Apart from being rather cute they do sterling service as insect control, an average pipestrelle devours about 3,000 flying insects a night [small gnats, moths or mosquitos].
|tiny pipestrelle bat|
Of course, they are also of interest to our cats as we wrote about here. Looking at it from their point of view the bats are no more than entertaining 'mices with wings'. Thankfully, over the course of last summer, the bats have seemed to have learnt to roost higher up between the shutter and the wall where the exploratory paw can't reach, so we did not have a repeat of the bat saving exercise of April! Hopefully we won't have to go into bat saving mode this year either.
Ah....I can't wait to be sitting on our terrace in the early evening when the swallows go to bed and the Grand-Pressigny bat formation team come out to play.....
They lived behind our shutters too...and up in the roof space.
In the evenings you could sit on the terrace and watch flights of them emerging for their nocturnal fly past...
We have them here too, living in the bodega...and unfortunately also have vampire bats living in a cave by the river - we're unable to knock them off because of blasted ecologists who don't have to live with their depredations.
That is really interesting. Happy spring is coming.
@Jean we love watching flit about on a summer's evening.
BTW Are you over for Easter? If so email us so we can arrange something.
@Helen - the vampires feed on the cattle and horses don't they? Do you suffer badly? Is it the actual blood they take or the diseases they carry? I've seen footage of them; they're like monsterous mosquitoes.
@Riet - yes it's lovely spring is here although today was a bit of shock: 11C instead of the 22C we had yesterday. So the weather is yo-yoing about a bit.
Glad they're back to carry on the good work. Thankfully we have them at our French house too, but I don't know where they roost as we have very few shutters. Probably in the roof-space or the upstairs bit of the woodshed.
We have bats in the roof but I would not be happy about them using the shutters as we close them every night.
@Perpetua - we have a woodshed and lovely barn full of rafters for them to hang from but they choose the shutters for some reason.
@LindyLou - we only really use the shutters in the winter if is properly cold so are happy to leave them open in warmer weather.
I love the bats on summer evenings. We have our share as well, but I've never found a roost. There are all manner of places for them around here, so our house is probably not too attractive to them. :)
Interesting post. I'm pretty certain that we have some in our attic space.
I like the notion of the number of insects they feed on. Just where do they put them all?
@Walt - why they choose the shutters when there's the woodshed and the barn is a mystery; but we too love seeing them flit about.
@Gaynor - LOL know what you mean! The bats are tiny so where do they stuff all these --admittedly even smaller-- insects?!
Hello Niall and Antoinette:
We are fine with bats as long as they stay outdoors and do not venture in!!

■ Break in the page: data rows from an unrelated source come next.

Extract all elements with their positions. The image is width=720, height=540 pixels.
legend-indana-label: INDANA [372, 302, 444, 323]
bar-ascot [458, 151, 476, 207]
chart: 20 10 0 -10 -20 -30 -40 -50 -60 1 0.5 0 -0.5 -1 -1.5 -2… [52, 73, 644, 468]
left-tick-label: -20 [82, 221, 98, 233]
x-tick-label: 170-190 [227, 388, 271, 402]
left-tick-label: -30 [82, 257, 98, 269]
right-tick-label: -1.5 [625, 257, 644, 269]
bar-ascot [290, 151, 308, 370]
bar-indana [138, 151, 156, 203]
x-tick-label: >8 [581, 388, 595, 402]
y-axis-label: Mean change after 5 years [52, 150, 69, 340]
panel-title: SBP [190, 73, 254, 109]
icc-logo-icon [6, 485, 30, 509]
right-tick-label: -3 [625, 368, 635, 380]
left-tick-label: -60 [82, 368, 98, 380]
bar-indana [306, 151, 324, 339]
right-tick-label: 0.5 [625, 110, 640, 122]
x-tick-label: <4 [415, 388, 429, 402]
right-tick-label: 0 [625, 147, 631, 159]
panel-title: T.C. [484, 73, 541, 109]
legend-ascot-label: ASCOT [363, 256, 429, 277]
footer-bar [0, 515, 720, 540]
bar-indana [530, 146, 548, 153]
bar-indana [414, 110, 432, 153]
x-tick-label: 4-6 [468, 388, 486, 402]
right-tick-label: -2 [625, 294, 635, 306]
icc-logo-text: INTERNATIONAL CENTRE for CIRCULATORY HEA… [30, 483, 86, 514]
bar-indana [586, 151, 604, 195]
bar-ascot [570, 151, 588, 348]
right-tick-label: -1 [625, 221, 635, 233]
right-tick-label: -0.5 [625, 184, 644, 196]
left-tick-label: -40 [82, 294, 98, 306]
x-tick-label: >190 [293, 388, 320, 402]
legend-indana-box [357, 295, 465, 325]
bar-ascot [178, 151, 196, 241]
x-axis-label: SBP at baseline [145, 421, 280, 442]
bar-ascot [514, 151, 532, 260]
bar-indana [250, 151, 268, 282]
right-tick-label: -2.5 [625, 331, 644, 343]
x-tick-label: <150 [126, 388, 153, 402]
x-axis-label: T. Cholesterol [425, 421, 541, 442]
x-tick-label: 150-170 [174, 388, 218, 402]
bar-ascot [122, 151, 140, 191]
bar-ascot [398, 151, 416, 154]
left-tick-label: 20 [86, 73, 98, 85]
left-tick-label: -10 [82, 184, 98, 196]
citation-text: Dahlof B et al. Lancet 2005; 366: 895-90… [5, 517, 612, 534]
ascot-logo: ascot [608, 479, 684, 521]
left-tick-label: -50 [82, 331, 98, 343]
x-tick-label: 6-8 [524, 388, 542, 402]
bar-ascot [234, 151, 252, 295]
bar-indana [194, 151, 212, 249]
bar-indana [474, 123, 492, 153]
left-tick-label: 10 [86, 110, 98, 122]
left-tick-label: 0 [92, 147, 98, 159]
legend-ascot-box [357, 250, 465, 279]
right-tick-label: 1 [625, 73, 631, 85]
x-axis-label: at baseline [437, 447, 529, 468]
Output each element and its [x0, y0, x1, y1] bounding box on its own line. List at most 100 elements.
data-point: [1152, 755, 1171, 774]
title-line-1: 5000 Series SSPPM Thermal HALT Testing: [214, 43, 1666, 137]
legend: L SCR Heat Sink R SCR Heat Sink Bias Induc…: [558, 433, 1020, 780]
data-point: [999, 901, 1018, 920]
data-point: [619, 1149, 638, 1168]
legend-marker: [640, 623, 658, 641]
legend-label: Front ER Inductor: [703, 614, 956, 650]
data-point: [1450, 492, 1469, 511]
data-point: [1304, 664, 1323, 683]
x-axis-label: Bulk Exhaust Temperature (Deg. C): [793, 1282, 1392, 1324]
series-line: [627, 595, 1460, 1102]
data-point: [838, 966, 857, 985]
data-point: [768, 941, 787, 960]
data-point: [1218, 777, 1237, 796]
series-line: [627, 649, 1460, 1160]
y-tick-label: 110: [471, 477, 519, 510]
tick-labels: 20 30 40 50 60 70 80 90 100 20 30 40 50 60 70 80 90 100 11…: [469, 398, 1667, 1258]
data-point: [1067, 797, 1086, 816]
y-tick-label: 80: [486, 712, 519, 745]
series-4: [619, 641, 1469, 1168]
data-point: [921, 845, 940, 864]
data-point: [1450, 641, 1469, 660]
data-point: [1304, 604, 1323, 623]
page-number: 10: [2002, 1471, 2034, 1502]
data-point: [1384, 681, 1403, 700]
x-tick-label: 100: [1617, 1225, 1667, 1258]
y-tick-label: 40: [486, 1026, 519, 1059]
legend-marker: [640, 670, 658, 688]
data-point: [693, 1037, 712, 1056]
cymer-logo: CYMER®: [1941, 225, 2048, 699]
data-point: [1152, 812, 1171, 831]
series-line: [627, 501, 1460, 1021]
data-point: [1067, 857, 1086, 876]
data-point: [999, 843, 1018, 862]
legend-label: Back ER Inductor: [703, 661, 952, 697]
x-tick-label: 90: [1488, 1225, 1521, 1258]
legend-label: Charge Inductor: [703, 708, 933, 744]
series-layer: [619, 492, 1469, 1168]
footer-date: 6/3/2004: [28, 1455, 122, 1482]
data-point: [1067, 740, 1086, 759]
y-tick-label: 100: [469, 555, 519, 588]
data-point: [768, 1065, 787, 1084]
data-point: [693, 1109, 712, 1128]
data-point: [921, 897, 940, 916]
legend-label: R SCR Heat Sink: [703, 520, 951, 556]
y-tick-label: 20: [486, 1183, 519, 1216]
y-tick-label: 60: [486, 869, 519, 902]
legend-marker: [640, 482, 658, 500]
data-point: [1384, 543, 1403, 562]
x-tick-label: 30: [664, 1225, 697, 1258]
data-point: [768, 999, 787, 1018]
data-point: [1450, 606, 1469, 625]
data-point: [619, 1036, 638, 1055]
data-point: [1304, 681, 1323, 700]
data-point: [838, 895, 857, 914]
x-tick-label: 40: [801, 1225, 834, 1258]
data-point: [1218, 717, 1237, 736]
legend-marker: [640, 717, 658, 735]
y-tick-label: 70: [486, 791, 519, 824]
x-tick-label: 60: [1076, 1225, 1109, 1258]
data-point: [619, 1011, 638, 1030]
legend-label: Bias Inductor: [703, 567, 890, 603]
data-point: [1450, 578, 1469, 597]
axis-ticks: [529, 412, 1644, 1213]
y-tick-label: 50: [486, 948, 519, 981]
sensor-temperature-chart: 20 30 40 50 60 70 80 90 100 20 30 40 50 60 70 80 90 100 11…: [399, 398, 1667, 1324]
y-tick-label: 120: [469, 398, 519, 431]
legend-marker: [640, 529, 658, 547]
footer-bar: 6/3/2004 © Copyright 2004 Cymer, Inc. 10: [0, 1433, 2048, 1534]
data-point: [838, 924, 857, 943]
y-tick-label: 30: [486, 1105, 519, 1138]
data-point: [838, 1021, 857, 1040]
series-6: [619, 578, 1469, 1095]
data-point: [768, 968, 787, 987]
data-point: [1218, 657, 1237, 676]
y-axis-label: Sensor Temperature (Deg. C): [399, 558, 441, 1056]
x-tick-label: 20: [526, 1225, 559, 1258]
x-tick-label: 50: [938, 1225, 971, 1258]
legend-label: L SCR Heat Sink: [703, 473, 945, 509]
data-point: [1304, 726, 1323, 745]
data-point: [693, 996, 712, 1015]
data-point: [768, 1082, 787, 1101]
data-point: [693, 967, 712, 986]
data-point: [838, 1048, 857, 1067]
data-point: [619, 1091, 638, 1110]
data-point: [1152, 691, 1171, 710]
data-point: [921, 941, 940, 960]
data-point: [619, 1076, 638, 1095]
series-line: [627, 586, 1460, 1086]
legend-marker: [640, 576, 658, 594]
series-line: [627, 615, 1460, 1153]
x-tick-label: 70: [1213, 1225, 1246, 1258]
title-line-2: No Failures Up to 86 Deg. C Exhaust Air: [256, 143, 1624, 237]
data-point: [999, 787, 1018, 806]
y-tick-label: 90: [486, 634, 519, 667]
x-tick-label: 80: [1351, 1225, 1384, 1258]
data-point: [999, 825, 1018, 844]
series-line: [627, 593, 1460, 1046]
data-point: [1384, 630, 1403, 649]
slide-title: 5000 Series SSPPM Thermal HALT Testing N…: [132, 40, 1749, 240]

When we lived in Herefordshire bats lived in our roof. The cats would regularly drag baby bats indoors and the sight of 'ink blots' on the carpet always had us screaming. Once in, they were notoriously difficult to encourage to go back out!
But, as you say, bats do sterling work in the garden with pest control and they are amazing to watch as they fly at night.
@Jane & Lance - when we lived in Maastricht one of our then cats brought a bat in. It was a bit of a hoo-ha to get it back outdoors.